Association of protein phosphatase 1γ1 with spinophilin suppresses phosphatase activity in a Parkinson disease model

Abstract

Sustained nigrostriatal dopamine depletion increases the serine/threonine phosphorylation of multiple striatal proteins that play a role in corticostriatal synaptic plasticity, including Thr286 phosphorylation of calcium/calmodulin-dependent protein kinase IIα (CaMKIIα). Mechanisms underlying these changes are unclear, but protein phosphatases play a critical role in the acute modulation of striatal protein phosphorylation. Here we show that dopamine depletion for periods ranging from 3 weeks to 10 months significantly reduces the total activity of protein phosphatase (PP) 1, but not of PP2A, in whole lysates of rat striatum, as measured using multiple substrates, including Thr286-autophosphorylated CaMKIIα. Striatal PP1 activity is partially inhibited by a fragment of the PP1-binding protein neurabin-I, Nb-(146-493), because of the selective inhibition of the PP1γ1 isoform. The fraction of PP1 activity that is insensitive to Nb-(146-493) was unaffected by dopamine depletion, demonstrating that dopamine depletion specifically reduces the activity of PP1 isoforms that are sensitive to Nb-(146-493) (i.e. PP1γ1). However, total striatal levels of PP1γ1 or any other PP1 isoform were unaffected by dopamine depletion, and our previous studies showed that total levels of the PP1 regulatory/targeting proteins DARPP-32, spinophilin, and neurabin were also unchanged.

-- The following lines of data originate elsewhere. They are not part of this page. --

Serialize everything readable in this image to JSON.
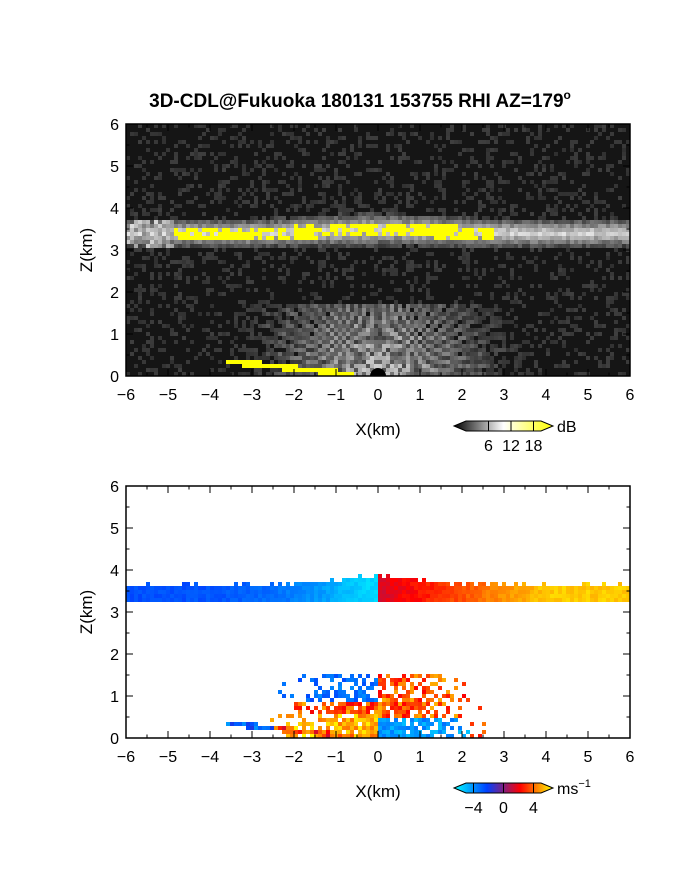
{
  "figure": {
    "title": "3D-CDL@Fukuoka 180131 153755 RHI AZ=179",
    "title_superscript": "o"
  },
  "chart_data": [
    {
      "type": "heatmap",
      "name": "backscatter-intensity",
      "xlabel": "X(km)",
      "ylabel": "Z(km)",
      "xlim": [
        -6,
        6
      ],
      "ylim": [
        0,
        6
      ],
      "x_ticks": [
        "-6",
        "-5",
        "-4",
        "-3",
        "-2",
        "-1",
        "0",
        "1",
        "2",
        "3",
        "4",
        "5",
        "6"
      ],
      "y_ticks": [
        "0",
        "1",
        "2",
        "3",
        "4",
        "5",
        "6"
      ],
      "background_color": "#151515",
      "colorbar": {
        "unit": "dB",
        "ticks": [
          "6",
          "12",
          "18"
        ],
        "tick_values": [
          6,
          12,
          18
        ],
        "range": [
          0,
          20
        ],
        "colors": [
          "#000000",
          "#ffffff",
          "#ffff00"
        ]
      },
      "features": [
        {
          "label": "cloud layer",
          "x_range": [
            -6,
            6
          ],
          "z_base": 3.15,
          "z_top": 3.65
        },
        {
          "label": "saturated cloud (>18 dB)",
          "x_range": [
            -5,
            2.8
          ],
          "z": 3.35
        },
        {
          "label": "near-field fan",
          "x_range": [
            -3.5,
            3.5
          ],
          "z_range": [
            0,
            1.6
          ]
        }
      ]
    },
    {
      "type": "heatmap",
      "name": "doppler-velocity",
      "xlabel": "X(km)",
      "ylabel": "Z(km)",
      "xlim": [
        -6,
        6
      ],
      "ylim": [
        0,
        6
      ],
      "x_ticks": [
        "-6",
        "-5",
        "-4",
        "-3",
        "-2",
        "-1",
        "0",
        "1",
        "2",
        "3",
        "4",
        "5",
        "6"
      ],
      "y_ticks": [
        "0",
        "1",
        "2",
        "3",
        "4",
        "5",
        "6"
      ],
      "background_color": "#ffffff",
      "colorbar": {
        "unit": "ms",
        "unit_superscript": "−1",
        "ticks": [
          "−4",
          "0",
          "4"
        ],
        "tick_values": [
          -4,
          0,
          4
        ],
        "range": [
          -5,
          5
        ],
        "colors": [
          "#00ffff",
          "#0040ff",
          "#ff0000",
          "#ffff00"
        ]
      },
      "features": [
        {
          "label": "cloud layer velocity",
          "x_range": [
            -6,
            6
          ],
          "z_base": 3.15,
          "z_top": 3.75,
          "velocity_west": -3.5,
          "velocity_east": 4
        },
        {
          "label": "boundary layer velocities",
          "x_range": [
            -3.5,
            2.6
          ],
          "z_range": [
            0,
            1.5
          ]
        }
      ]
    }
  ]
}
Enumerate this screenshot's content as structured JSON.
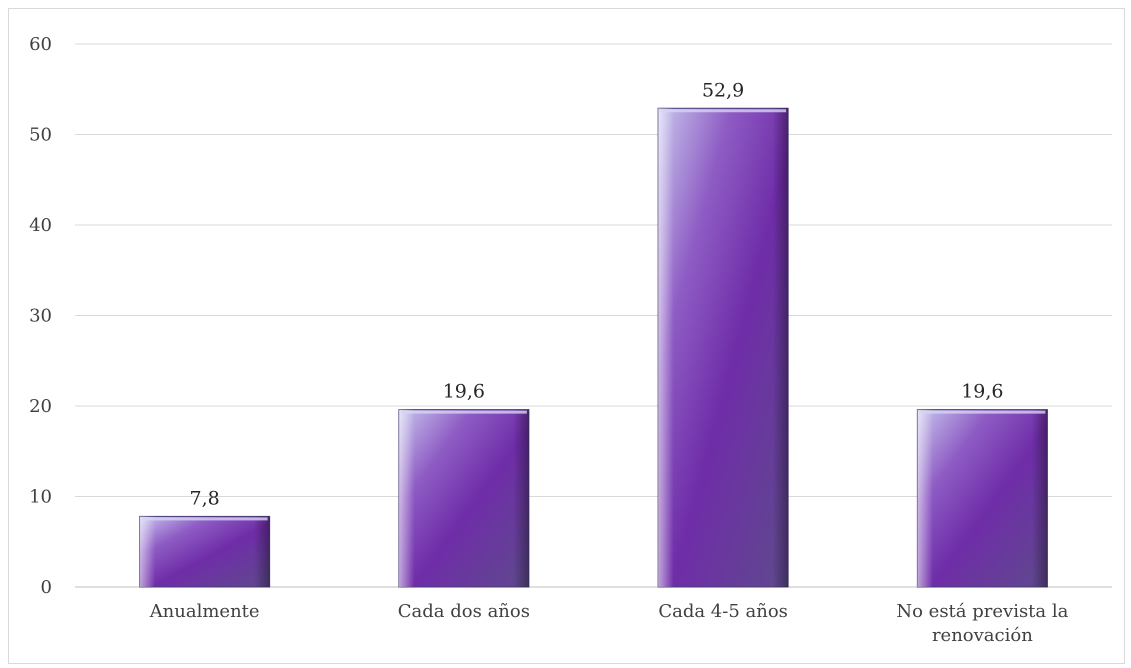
{
  "chart_data": {
    "type": "bar",
    "categories": [
      "Anualmente",
      "Cada dos años",
      "Cada 4-5 años",
      "No está prevista la renovación"
    ],
    "category_lines": [
      [
        "Anualmente"
      ],
      [
        "Cada dos años"
      ],
      [
        "Cada 4-5 años"
      ],
      [
        "No está prevista la",
        "renovación"
      ]
    ],
    "values": [
      7.8,
      19.6,
      52.9,
      19.6
    ],
    "value_labels": [
      "7,8",
      "19,6",
      "52,9",
      "19,6"
    ],
    "yticks": [
      0,
      10,
      20,
      30,
      40,
      50,
      60
    ],
    "ylim": [
      0,
      60
    ],
    "grid": true,
    "legend": "none",
    "colors": {
      "bar_dark": "#6f2da8",
      "bar_light": "#b9b8e6",
      "bar_shadow": "#4a3a78",
      "grid": "#d9d9d9",
      "axis": "#bfbfbf"
    }
  }
}
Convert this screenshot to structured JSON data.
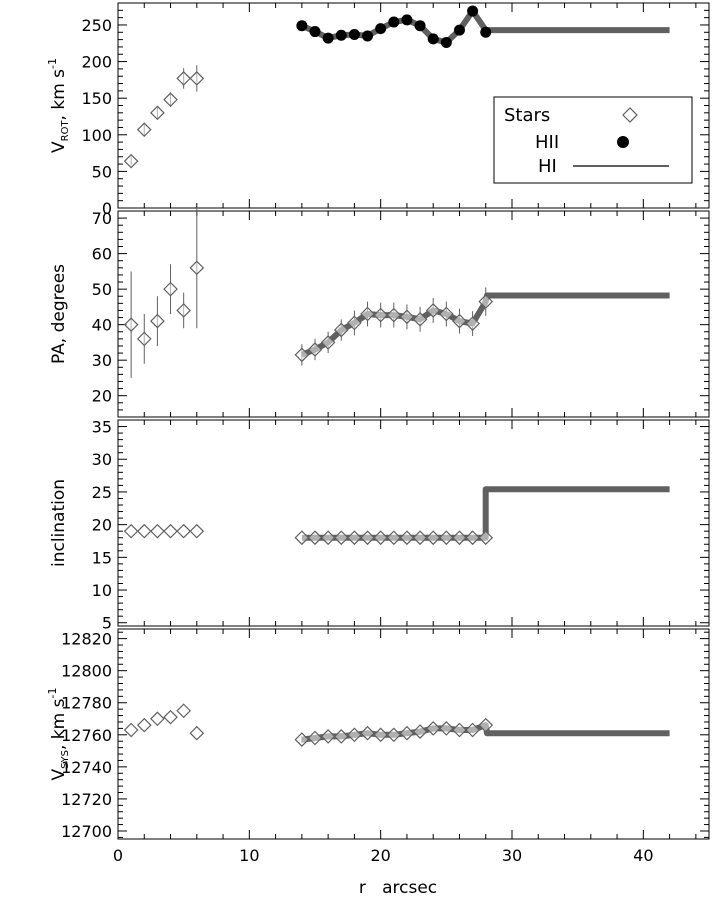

Rather, co-immunoprecipitation experiments demonstrated that dopamine depletion increases the association of PP1γ1 with spinophilin in striatal extracts. In combination, these data demonstrate that striatal dopamine depletion inhibits a specific synaptic phosphatase by increasing PP1γ1 interaction with spinophilin, perhaps contributing to hyperphosphorylation of synaptic proteins and disruptions of synaptic plasticity and/or dendritic morphology. © 2008 by The American Society for Biochemistry and Molecular Biology, Inc.